Crossing to the Other Side
Dear Friends,
Our Gospel reading for this Sunday is a very familiar one to most of us: “The Calming of the Storm.” In it, Jesus and his disciples get caught in a storm on the sea of Galilee while Jesus sleeps. Finally, the fearful disciples wake him, and he performs a miracle that calms the seas. ‘Oh, ye of little faith,” he tells them.
But the part of the story that we don’t often recall is how it begins, with Jesus standing at the sea shore, saying to his disciples, “Let’s go across to the other side.” For you and me, that doesn’t sound like a big deal, but for the disciples, it would have been a source of tension. The “other side of the sea” represented gentile land, hostile territory, people who were presumed underserving of the love Jesus offered. Setting sail for this “community of others” meant detaching from the familiar and leaning in to everything that felt strange and foreign.
Over the past 10 years, St. John’s and St. Peter’s, two Episcopal churches that had been “other” to each other for nearly a century, have been steadily and faithfully closing the distance between each other. It began with honest conversation, true listening, prayer, worship, song, and table fellowship. This Saturday, we will continue this process as we celebrate Juneteenth in solidarity with one another. Worshiping, praying, telling the truth, marching, and singing while we recognize and embrace the image of God in one another.

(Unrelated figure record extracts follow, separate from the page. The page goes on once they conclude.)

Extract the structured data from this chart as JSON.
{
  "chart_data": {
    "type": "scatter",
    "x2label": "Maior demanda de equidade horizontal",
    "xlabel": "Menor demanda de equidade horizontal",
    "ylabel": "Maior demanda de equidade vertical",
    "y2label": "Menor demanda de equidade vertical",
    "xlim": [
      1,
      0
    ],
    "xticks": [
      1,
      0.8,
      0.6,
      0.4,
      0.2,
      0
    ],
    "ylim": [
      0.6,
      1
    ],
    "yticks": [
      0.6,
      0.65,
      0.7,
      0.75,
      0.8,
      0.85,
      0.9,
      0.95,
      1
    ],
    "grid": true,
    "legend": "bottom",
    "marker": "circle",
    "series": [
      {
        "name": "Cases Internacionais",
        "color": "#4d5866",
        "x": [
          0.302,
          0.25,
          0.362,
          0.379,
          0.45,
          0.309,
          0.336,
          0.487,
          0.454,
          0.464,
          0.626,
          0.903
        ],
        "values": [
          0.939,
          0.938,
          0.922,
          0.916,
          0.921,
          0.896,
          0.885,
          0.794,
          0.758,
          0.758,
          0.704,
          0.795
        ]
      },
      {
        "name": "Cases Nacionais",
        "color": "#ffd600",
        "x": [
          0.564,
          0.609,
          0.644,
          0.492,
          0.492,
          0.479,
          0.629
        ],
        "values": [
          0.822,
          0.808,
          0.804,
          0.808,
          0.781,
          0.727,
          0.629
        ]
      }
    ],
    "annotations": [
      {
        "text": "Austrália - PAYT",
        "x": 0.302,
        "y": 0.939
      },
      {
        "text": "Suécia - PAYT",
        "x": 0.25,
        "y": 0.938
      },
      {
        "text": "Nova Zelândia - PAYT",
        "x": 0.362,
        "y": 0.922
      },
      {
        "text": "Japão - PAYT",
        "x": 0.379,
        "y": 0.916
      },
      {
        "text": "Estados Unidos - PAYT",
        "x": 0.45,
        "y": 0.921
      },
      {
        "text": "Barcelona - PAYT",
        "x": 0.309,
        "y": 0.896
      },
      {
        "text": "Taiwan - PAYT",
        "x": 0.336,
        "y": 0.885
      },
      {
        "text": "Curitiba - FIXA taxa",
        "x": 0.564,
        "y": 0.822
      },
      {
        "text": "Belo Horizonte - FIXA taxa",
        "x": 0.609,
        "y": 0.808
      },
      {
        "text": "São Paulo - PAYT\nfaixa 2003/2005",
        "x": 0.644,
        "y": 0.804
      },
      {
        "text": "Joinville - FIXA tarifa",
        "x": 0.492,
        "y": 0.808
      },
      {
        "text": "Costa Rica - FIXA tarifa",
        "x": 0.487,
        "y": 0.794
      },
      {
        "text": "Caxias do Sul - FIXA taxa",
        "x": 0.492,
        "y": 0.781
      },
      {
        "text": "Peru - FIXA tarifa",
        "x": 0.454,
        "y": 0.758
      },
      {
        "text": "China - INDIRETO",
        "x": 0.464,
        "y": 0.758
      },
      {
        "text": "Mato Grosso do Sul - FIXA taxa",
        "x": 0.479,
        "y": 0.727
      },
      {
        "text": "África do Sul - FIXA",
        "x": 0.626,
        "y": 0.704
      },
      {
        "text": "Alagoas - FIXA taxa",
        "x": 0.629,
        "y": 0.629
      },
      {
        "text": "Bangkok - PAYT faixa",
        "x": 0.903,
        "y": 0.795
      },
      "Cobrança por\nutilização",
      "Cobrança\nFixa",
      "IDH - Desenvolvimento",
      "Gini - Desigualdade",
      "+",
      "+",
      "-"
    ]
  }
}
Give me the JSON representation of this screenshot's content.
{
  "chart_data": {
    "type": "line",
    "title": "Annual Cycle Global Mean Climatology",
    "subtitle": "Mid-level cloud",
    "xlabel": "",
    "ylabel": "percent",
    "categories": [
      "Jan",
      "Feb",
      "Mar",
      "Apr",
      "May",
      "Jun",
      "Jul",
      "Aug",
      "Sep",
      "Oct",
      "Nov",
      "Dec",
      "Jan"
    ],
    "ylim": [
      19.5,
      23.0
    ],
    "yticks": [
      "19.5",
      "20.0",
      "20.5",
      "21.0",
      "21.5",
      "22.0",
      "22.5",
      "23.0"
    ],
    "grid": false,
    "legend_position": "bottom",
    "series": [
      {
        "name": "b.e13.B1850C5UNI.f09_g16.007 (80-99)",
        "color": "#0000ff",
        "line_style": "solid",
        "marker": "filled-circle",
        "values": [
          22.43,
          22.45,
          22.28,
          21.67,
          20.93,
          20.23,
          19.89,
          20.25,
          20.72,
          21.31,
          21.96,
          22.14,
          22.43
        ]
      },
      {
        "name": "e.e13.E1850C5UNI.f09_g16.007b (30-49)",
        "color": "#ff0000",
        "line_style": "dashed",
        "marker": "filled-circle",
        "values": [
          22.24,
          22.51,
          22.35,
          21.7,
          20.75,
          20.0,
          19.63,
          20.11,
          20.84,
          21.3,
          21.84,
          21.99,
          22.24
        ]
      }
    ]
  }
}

According to Emmanuel Levinas, we know God - the sacred - when we encounter the face of the other. People are responsible for each other, face to face. The face of the other demands us to do more and be more for the ones who are not us. Through the face of the other, God invites us into a binding community of love.*
Whether or not you are able to join us this Saturday, I invite you to take some time in the days ahead to prayerfully consider who or what is “the other” to you. What has kept you at a distance, and how might God be calling you to lean into, encounter, and embrace someone or something on “the other side?” What might you need in order to travel the distance?
You just may discover that the “other side" isn’t so strange or foreign, after all.